Eric Schneiderman for Attorney General

Daily News: “New York Law Requiring Nonprofits to Report Information About Major Donors Upheld”

February 26, 2018

As published by The New York Daily News, on February 15, 2018.

A federal appeals court Thursday upheld a New York law requiring nonprofits to report identifying information about their largest donors to the state Attorney General’s Office.

The U.S. Court of Appeals for the 2nd Circuit found the objections to the requirement of nonprofits to disclose information such as names, addresses and contributions of their big donors without merit.

“We find that the mere requirement on a tax exempt organization to disclose its donor list to a state’s authority charged with regulating nonprofits does not impermissibly chill (First Amendment) speech or assembly rights,” the three-judge panel wrote in its decision. “No does it operate as a prior restraint on nonprofits’ solicitation of donations.”

The case was brought in 2015 by Citizens United, which is best known for its successful 2010 lawsuit that led to a prohibition of restrictions of independent political spending.

State Attorney General Eric Schneiderman said the decision “affirms that Citizens United can no longer shroud its biggest donors in secrecy.”

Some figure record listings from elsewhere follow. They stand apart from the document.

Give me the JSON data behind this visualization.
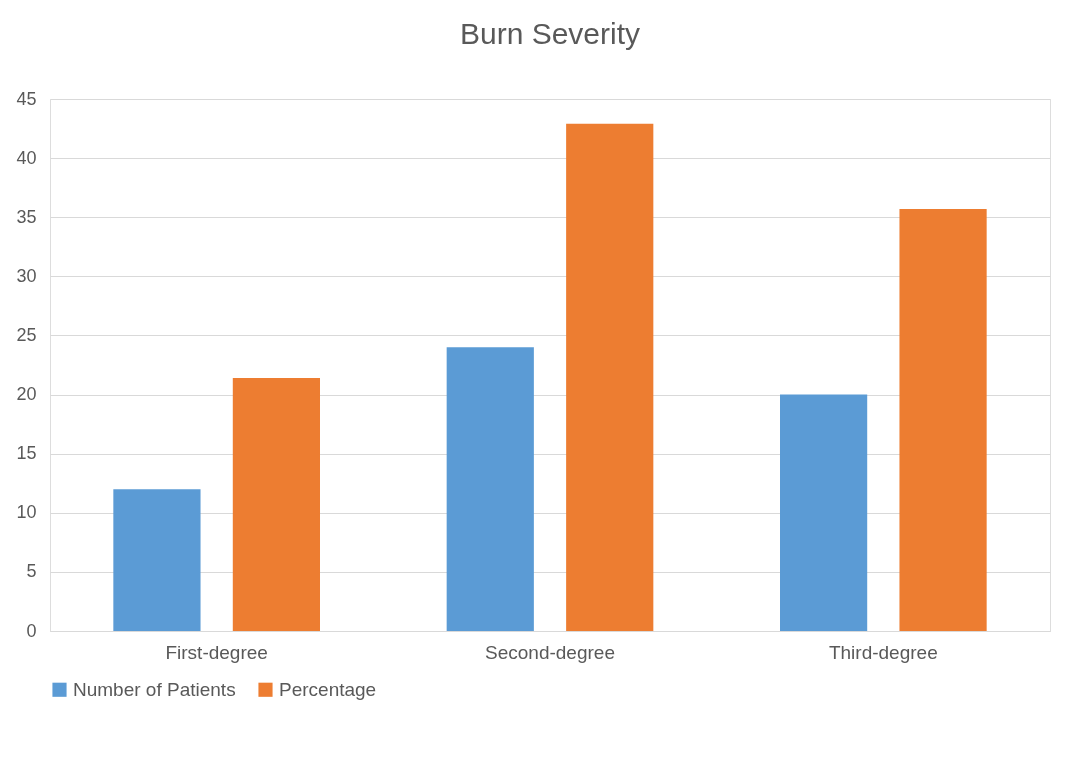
{
  "chart_data": {
    "type": "bar",
    "title": "Burn Severity",
    "categories": [
      "First-degree",
      "Second-degree",
      "Third-degree"
    ],
    "series": [
      {
        "name": "Number of Patients",
        "color": "#5b9bd5",
        "values": [
          12,
          24,
          20
        ]
      },
      {
        "name": "Percentage",
        "color": "#ed7d31",
        "values": [
          21.4,
          42.9,
          35.7
        ]
      }
    ],
    "ylim": [
      0,
      45
    ],
    "yticks": [
      0,
      5,
      10,
      15,
      20,
      25,
      30,
      35,
      40,
      45
    ],
    "grid": "y",
    "legend": "bottom"
  }
}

“State law demands that organizations like Citizens United disclose their biggest donors to regulators so they can police fraud and abuse in the nonprofit sector,” he said.

He called the ruling “a victory for all of those who believe in fairness across this vital sector of New York’s economy.”

Citizens United argued that its donors if identified would “reasonably fear public backlash, financial harm, and worse.”

Citizens United Vice President and General Counsel Michael Boos said the group is “extremely disappointed” by the court’s “adverse” ruling to uphold the lower court’s decision.

He said the group is evaluating its options, including either petitioning for a rehearing before the full appeals court or an appeal to the U.S. Supreme Court.

“We suffered a similar fate when we challenged the federal ban on corporate sponsored political speech, but were ultimately vindicated at the U.S. Supreme Court,” Boos said.

The country’s high court in the 2010 Citizens United lawsuit found that independent political action committees can raise and spend unlimited amounts on races as long as there is no coordination between the groups and the campaigns.

Democrats have bemoaned the decision for allowing big special interest money to flood into campaigns.